The French-Tunisian pickpocket Henri Kassagi acted as technical advisor on the film, as well as appearing as instructor and accomplice to the main character.[4] After Pickpocket, Kassagi's face and techniques were too well known for him to continue with his old trade, and he changed career to become a successful stage magician.[5]
The film has been called an example of "parametric narration",[6] in which the style "dominates the syuzhet [plot] or is seemingly equal in importance to it".[7]
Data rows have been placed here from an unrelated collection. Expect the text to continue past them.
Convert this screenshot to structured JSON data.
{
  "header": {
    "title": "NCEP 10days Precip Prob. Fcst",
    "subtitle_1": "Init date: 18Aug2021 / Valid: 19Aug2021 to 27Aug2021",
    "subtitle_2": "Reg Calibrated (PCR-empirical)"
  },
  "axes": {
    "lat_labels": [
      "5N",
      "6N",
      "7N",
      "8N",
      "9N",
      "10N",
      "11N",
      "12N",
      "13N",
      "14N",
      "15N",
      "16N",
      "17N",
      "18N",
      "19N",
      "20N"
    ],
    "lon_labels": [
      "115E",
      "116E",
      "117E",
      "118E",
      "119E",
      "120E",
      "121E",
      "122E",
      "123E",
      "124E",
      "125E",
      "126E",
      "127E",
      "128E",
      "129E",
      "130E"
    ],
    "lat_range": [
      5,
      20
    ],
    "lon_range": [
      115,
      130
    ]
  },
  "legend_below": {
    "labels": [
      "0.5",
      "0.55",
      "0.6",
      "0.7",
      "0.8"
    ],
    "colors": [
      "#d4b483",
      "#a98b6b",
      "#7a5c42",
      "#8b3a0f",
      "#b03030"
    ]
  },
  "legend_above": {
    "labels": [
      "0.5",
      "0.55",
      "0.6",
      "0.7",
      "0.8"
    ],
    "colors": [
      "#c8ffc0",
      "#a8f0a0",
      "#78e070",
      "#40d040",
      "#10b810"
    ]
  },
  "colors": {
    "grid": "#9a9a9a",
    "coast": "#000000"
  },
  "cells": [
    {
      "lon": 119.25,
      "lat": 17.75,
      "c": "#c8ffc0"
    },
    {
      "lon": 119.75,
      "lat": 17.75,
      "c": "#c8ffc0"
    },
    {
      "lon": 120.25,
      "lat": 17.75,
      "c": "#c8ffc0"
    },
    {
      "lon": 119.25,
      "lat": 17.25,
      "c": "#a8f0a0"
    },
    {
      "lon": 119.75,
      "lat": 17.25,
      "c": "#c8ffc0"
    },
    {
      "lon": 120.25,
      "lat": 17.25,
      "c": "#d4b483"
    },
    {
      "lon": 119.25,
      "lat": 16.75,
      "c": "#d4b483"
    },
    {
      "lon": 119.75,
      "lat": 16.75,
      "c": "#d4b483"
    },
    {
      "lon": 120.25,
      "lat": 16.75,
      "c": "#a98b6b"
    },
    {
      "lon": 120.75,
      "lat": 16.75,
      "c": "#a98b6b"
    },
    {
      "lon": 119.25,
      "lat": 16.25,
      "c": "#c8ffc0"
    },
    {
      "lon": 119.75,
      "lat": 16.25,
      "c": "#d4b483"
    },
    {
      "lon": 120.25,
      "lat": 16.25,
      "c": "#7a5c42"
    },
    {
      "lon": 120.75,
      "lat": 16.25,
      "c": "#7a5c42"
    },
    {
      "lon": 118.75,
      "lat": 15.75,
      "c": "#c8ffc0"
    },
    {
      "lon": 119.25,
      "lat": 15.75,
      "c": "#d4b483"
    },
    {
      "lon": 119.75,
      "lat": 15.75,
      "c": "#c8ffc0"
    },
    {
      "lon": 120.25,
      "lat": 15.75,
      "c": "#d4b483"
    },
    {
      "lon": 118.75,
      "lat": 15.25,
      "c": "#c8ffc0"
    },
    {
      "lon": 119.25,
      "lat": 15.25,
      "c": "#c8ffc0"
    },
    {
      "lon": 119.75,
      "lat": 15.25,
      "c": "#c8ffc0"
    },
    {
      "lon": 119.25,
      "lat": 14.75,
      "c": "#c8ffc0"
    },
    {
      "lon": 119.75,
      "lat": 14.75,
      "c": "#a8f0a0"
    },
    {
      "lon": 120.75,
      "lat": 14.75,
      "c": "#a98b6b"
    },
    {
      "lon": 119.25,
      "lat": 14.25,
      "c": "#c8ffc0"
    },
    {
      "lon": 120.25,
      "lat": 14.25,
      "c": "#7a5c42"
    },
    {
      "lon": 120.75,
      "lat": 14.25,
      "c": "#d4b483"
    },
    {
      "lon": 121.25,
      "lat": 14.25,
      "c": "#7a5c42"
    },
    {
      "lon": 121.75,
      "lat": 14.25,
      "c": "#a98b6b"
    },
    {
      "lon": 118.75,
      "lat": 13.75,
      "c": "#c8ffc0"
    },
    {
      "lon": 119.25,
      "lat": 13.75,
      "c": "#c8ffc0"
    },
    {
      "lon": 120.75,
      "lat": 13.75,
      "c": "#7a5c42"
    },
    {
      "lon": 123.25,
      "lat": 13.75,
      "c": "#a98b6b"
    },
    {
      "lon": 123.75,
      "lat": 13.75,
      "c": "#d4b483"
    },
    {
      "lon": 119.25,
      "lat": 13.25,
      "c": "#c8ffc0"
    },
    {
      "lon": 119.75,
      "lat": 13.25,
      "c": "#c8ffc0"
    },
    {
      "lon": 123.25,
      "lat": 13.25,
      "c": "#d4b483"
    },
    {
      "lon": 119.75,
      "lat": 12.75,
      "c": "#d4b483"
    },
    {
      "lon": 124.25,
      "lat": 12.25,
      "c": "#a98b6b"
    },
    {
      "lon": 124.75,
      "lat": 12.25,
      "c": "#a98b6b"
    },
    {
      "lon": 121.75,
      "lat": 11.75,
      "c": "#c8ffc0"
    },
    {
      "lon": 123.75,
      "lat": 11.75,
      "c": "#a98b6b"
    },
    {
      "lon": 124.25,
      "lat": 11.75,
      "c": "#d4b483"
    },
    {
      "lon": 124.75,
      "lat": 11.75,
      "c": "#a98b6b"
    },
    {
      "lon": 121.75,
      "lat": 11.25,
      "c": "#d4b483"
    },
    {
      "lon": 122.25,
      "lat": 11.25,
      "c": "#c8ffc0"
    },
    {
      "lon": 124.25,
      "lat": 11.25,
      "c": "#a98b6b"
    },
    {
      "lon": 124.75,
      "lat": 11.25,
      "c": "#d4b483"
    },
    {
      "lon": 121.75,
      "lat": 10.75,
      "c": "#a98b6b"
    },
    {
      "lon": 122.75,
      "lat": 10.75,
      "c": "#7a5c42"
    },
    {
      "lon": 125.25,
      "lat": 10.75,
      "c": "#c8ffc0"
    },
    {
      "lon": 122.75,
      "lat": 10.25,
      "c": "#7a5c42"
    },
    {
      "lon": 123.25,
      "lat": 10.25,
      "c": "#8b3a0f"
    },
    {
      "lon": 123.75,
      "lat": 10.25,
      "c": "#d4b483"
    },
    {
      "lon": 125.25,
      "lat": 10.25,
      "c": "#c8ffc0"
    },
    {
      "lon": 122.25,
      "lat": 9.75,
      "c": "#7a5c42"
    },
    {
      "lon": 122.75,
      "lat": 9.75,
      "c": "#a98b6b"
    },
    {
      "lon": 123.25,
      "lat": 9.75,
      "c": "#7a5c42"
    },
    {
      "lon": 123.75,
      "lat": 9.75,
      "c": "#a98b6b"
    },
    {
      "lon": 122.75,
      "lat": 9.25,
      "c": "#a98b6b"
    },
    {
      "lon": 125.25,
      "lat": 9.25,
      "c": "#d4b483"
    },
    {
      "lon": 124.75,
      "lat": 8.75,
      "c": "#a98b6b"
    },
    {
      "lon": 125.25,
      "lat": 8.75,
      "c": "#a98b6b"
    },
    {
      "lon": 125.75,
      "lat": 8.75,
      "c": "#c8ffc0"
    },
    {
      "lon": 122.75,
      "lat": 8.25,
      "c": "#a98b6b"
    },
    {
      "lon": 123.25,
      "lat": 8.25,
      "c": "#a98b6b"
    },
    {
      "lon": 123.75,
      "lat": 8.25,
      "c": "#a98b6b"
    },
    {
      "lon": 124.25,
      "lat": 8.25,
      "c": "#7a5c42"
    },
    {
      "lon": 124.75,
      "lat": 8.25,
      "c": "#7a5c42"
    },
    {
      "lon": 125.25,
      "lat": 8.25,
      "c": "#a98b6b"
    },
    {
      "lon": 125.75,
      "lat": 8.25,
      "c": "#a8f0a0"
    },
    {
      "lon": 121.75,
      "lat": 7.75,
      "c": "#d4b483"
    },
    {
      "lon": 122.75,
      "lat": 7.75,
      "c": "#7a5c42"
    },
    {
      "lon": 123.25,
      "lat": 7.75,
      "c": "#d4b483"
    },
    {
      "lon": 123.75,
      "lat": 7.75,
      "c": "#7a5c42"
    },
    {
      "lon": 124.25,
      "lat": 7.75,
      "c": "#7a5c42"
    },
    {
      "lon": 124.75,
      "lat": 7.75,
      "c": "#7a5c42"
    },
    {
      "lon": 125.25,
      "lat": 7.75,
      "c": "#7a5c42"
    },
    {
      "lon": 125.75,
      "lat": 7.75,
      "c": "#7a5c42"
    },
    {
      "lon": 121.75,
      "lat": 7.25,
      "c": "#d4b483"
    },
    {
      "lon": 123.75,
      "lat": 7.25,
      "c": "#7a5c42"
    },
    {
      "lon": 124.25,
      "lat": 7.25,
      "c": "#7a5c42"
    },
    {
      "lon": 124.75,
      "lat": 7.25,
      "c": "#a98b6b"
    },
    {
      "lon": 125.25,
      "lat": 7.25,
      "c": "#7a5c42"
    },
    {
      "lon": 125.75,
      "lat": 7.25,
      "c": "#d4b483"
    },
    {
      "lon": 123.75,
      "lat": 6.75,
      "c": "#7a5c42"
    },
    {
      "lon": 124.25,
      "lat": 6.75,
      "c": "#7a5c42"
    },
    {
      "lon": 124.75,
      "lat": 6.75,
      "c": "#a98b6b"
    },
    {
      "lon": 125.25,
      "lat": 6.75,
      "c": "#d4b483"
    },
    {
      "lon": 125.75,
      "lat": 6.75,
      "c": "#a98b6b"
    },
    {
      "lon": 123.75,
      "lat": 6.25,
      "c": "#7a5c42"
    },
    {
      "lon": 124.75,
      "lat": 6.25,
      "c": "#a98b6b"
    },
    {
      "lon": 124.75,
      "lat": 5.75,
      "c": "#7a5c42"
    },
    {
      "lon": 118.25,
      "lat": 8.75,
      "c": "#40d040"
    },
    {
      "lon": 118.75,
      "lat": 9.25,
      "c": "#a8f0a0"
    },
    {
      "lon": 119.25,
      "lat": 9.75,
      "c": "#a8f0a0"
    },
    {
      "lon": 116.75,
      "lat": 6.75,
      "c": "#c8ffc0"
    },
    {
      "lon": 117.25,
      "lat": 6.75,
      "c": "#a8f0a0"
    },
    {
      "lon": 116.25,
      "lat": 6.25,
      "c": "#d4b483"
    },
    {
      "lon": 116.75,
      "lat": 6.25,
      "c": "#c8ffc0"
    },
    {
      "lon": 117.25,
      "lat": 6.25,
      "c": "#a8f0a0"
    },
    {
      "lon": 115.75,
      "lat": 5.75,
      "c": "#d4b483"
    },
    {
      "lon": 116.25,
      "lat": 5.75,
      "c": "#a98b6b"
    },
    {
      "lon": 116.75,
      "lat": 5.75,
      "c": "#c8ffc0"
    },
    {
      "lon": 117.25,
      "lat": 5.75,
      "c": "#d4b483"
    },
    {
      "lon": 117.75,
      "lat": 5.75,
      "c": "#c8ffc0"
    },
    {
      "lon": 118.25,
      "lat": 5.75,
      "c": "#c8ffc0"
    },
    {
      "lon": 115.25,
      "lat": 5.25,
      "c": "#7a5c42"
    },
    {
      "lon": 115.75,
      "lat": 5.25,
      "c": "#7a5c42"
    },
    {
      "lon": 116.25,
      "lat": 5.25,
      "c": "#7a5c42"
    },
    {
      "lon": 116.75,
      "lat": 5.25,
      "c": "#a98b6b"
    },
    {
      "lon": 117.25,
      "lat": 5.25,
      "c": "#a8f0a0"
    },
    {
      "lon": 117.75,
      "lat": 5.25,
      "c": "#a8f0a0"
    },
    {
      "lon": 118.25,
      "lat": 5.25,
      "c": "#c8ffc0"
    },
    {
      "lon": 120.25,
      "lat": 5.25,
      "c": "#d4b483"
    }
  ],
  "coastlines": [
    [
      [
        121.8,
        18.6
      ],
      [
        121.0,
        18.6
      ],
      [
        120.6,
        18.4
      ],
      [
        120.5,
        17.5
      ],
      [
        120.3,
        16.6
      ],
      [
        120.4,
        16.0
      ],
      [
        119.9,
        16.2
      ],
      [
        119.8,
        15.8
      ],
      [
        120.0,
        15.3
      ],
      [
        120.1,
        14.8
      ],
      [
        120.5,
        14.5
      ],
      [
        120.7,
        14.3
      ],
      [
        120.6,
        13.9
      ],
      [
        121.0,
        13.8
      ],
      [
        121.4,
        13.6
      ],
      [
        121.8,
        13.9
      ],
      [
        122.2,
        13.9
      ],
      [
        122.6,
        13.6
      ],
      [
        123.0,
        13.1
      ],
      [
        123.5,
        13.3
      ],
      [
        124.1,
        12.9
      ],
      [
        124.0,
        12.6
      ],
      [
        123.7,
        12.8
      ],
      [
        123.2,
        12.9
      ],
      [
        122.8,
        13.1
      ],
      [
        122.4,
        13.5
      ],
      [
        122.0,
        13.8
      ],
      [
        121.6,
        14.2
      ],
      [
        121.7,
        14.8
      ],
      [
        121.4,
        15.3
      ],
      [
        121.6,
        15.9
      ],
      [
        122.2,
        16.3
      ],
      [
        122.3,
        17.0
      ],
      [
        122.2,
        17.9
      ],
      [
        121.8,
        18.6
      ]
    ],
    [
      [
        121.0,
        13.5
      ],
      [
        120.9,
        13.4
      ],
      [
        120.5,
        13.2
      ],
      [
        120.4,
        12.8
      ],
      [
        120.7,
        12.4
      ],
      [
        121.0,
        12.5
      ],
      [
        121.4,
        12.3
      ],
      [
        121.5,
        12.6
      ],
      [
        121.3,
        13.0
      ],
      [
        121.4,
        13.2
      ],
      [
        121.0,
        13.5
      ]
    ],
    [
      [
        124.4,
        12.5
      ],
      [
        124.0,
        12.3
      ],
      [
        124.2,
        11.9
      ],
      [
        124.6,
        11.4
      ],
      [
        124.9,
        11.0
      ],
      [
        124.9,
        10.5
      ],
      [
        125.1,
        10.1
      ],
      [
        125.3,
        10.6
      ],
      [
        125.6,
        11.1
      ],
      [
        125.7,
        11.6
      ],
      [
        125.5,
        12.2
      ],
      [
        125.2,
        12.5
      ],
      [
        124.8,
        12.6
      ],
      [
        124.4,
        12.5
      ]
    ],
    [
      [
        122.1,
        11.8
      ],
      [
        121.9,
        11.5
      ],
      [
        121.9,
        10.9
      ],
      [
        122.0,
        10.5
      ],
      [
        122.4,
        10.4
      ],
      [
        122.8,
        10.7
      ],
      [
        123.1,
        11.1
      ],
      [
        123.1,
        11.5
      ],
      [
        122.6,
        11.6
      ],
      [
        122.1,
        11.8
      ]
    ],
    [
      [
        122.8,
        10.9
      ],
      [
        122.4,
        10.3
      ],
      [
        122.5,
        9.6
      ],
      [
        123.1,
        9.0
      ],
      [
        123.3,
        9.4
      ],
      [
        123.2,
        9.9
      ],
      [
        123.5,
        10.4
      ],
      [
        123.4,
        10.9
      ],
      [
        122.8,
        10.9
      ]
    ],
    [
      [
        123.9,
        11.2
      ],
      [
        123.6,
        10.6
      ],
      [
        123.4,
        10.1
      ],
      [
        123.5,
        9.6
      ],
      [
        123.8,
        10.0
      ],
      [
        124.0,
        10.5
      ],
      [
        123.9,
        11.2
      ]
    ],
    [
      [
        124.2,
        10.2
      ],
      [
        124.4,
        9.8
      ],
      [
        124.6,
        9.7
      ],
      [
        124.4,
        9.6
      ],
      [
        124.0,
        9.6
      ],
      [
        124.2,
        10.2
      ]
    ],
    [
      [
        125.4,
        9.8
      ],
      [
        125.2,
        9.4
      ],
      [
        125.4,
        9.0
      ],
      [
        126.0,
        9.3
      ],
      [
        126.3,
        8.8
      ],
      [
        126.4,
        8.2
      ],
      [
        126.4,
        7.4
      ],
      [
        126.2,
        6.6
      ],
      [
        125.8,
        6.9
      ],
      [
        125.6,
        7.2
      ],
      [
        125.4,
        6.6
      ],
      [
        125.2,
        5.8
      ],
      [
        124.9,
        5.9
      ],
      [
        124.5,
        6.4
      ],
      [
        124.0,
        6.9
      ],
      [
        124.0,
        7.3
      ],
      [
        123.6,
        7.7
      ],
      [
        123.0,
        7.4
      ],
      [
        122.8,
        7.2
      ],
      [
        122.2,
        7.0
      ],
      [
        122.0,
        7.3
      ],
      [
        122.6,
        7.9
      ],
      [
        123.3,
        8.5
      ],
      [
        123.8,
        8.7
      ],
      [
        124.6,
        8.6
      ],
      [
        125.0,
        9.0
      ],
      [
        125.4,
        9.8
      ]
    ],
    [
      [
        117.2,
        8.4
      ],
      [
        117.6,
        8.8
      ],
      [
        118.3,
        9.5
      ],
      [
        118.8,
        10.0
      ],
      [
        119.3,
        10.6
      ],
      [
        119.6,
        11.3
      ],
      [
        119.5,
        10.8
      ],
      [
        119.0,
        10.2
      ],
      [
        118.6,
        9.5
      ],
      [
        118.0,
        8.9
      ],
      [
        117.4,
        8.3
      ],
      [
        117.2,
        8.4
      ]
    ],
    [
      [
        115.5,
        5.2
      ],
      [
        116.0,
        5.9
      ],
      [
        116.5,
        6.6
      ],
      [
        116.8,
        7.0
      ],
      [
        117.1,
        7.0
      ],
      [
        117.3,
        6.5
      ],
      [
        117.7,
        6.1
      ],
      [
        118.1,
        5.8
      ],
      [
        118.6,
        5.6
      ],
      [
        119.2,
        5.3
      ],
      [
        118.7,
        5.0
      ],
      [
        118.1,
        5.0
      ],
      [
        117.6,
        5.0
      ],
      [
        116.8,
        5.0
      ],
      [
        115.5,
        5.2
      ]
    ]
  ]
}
Roger Ebert saw echoes of Dostoyevsky's Crime and Punishment in Pickpocket, writing: "Bresson's Michel, like Dostoyevsky's hero Raskolnikov, needs money in order to realize his dreams, and sees no reason why some lackluster ordinary person should not be forced to supply it. The reasoning is immoral, but the characters claim special privileges above and beyond common morality. Michel, like the hero of Crime and Punishment, has a 'good woman' in his life, who trusts he will be able to redeem himself. ... She comes to Michel with the news that his mother is dying. Michel does not want to see his mother, but gives Jeanne money for her. Why does he avoid her? Bresson never supplies motives. We can only guess."[8] Additionally, in the film Michel gets caught up in a game of cat and mouse with a police inspector, much as Raskolnikov does in Dostoyevsky's novel.
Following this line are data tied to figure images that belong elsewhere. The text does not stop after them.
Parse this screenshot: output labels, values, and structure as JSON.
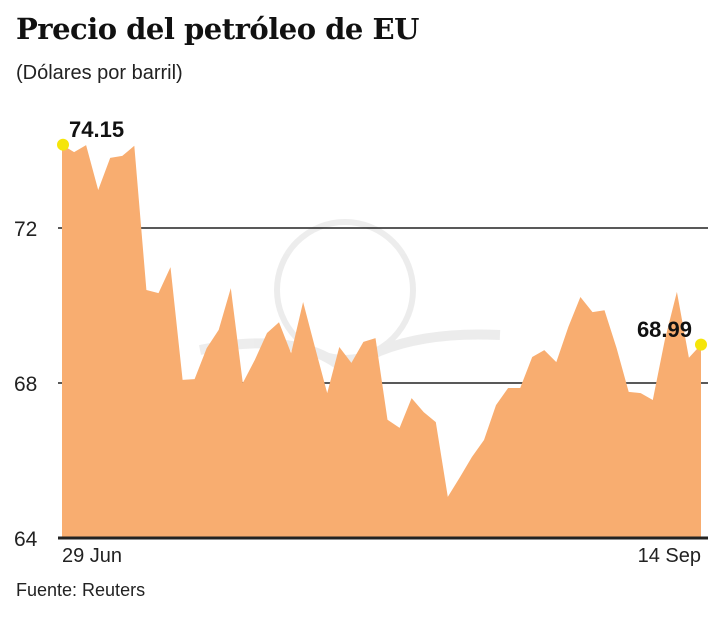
{
  "chart_data": {
    "type": "area",
    "title": "Precio del petróleo de EU",
    "subtitle": "(Dólares por barril)",
    "source": "Fuente: Reuters",
    "xlabel": "",
    "ylabel": "",
    "x_tick_labels": [
      "29 Jun",
      "14 Sep"
    ],
    "y_ticks": [
      64,
      68,
      72
    ],
    "ylim": [
      64,
      75
    ],
    "grid": true,
    "fill_color": "#f8ad70",
    "marker_color": "#f5e50a",
    "series": [
      {
        "name": "Precio del petróleo de EU",
        "values": [
          74.15,
          73.96,
          74.14,
          72.98,
          73.81,
          73.86,
          74.12,
          70.4,
          70.32,
          70.99,
          68.08,
          68.1,
          68.9,
          69.37,
          70.45,
          68.0,
          68.6,
          69.29,
          69.57,
          68.77,
          70.09,
          68.9,
          67.74,
          68.93,
          68.52,
          69.06,
          69.16,
          67.05,
          66.84,
          67.61,
          67.25,
          66.99,
          65.06,
          65.57,
          66.09,
          66.53,
          67.43,
          67.87,
          67.87,
          68.67,
          68.85,
          68.54,
          69.45,
          70.22,
          69.83,
          69.88,
          68.9,
          67.77,
          67.74,
          67.56,
          69.11,
          70.35,
          68.65,
          68.99
        ]
      }
    ],
    "annotations": [
      {
        "text": "74.15",
        "point": "first"
      },
      {
        "text": "68.99",
        "point": "last"
      }
    ]
  }
}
Pickpocket was nominated for the Golden Bear at the 10th Berlin International Film Festival.
The film exerted a formative influence over the work of Paul Schrader, who has described it as "an unmitigated masterpiece" and "as close to perfect as there can be", and whose films American Gigolo (1980), Patty Hearst (1988), Light Sleeper (1992), First Reformed (2017), and The Card Counter (2021) all feature endings similar to that of Pickpocket.[9] In addition, Schrader's screenplay for Martin Scorsese's Taxi Driver (1976) bears many similarities, including confessional narration and a voyeuristic look at society. Schrader's admiration for Pickpocket led to his providing a filmed introduction for The Criterion Collection's 2005 DVD release of the film. Schrader listed Pickpocket as one of his top ten favorite films in both the 2012 and 2022 Sight and Sound polls of the greatest films of all time.[10] [11]
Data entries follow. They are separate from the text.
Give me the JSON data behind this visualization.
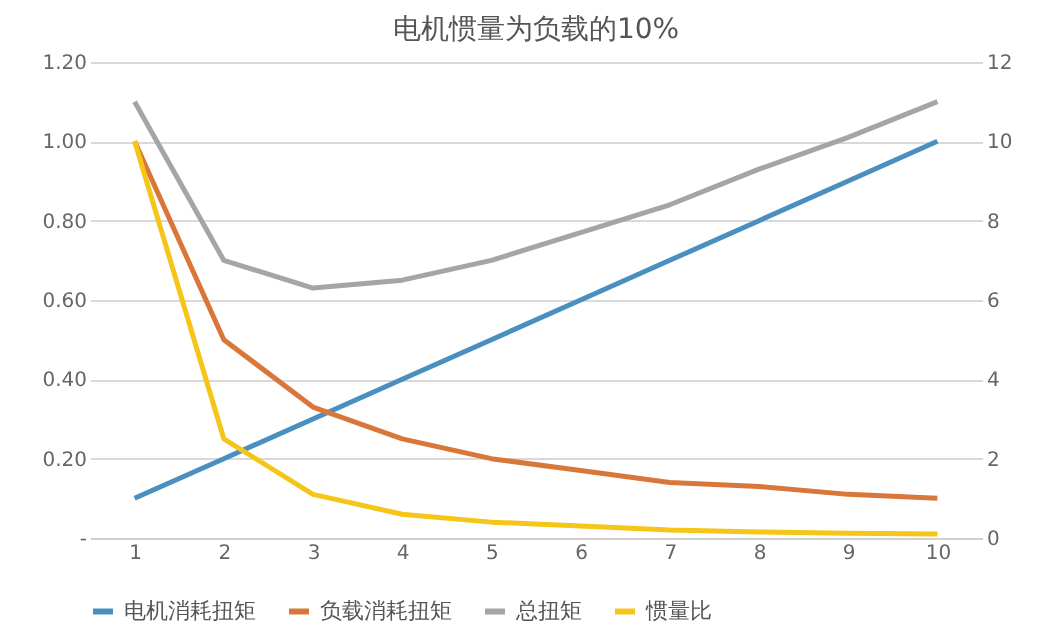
{
  "chart_data": {
    "type": "line",
    "title": "电机惯量为负载的10%",
    "categories": [
      "1",
      "2",
      "3",
      "4",
      "5",
      "6",
      "7",
      "8",
      "9",
      "10"
    ],
    "series": [
      {
        "name": "电机消耗扭矩",
        "color": "#4a8fc0",
        "values": [
          0.1,
          0.2,
          0.3,
          0.4,
          0.5,
          0.6,
          0.7,
          0.8,
          0.9,
          1.0
        ]
      },
      {
        "name": "负载消耗扭矩",
        "color": "#d9773a",
        "values": [
          1.0,
          0.5,
          0.33,
          0.25,
          0.2,
          0.17,
          0.14,
          0.13,
          0.11,
          0.1
        ]
      },
      {
        "name": "总扭矩",
        "color": "#a5a5a5",
        "values": [
          1.1,
          0.7,
          0.63,
          0.65,
          0.7,
          0.77,
          0.84,
          0.93,
          1.01,
          1.1
        ]
      },
      {
        "name": "惯量比",
        "color": "#f5c518",
        "axis": "y2",
        "values": [
          10,
          2.5,
          1.1,
          0.6,
          0.4,
          0.3,
          0.2,
          0.15,
          0.12,
          0.1
        ]
      }
    ],
    "ylim": [
      0,
      1.2
    ],
    "yticks": [
      {
        "value": 0,
        "label": "-"
      },
      {
        "value": 0.2,
        "label": "0.20"
      },
      {
        "value": 0.4,
        "label": "0.40"
      },
      {
        "value": 0.6,
        "label": "0.60"
      },
      {
        "value": 0.8,
        "label": "0.80"
      },
      {
        "value": 1.0,
        "label": "1.00"
      },
      {
        "value": 1.2,
        "label": "1.20"
      }
    ],
    "y2lim": [
      0,
      12
    ],
    "y2ticks": [
      0,
      2,
      4,
      6,
      8,
      10,
      12
    ],
    "grid": "y",
    "legend": "bottom",
    "marker": "none",
    "line_style": "solid"
  }
}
Greek filmmaker Theo Angelopoulos listed the film among his top ten favorite films of all time for the 2002 Sight and Sound poll.[12] German-American actress and screenwriter Christa Lang listed the film among her top ten favorite films that are part of The Criterion Collection,[13] as did American filmmaker Richard Linklater.[14] [15] In 2016, German filmmaker Werner Herzog praised the film by calling it "phenomenal" and "So intense and so beautiful… It makes you ache".[16] The Greek filmmaker Yorgos Lanthimos picked Pickpocket as "the most moving film I've ever seen".[17]
Pickpocket has been paraphrased by other films, such as Leos Carax's Les Amants du Pont-Neuf (1991).[18] The Dardenne brothers' 2005 film L'Enfant has also been said to have been influenced by the film.[19] Christopher Nolan said he studied Pickpocket, along with Bresson's earlier film A Man Escaped, when making his 2017 film Dunkirk, to study how Bresson created suspense through details.[20]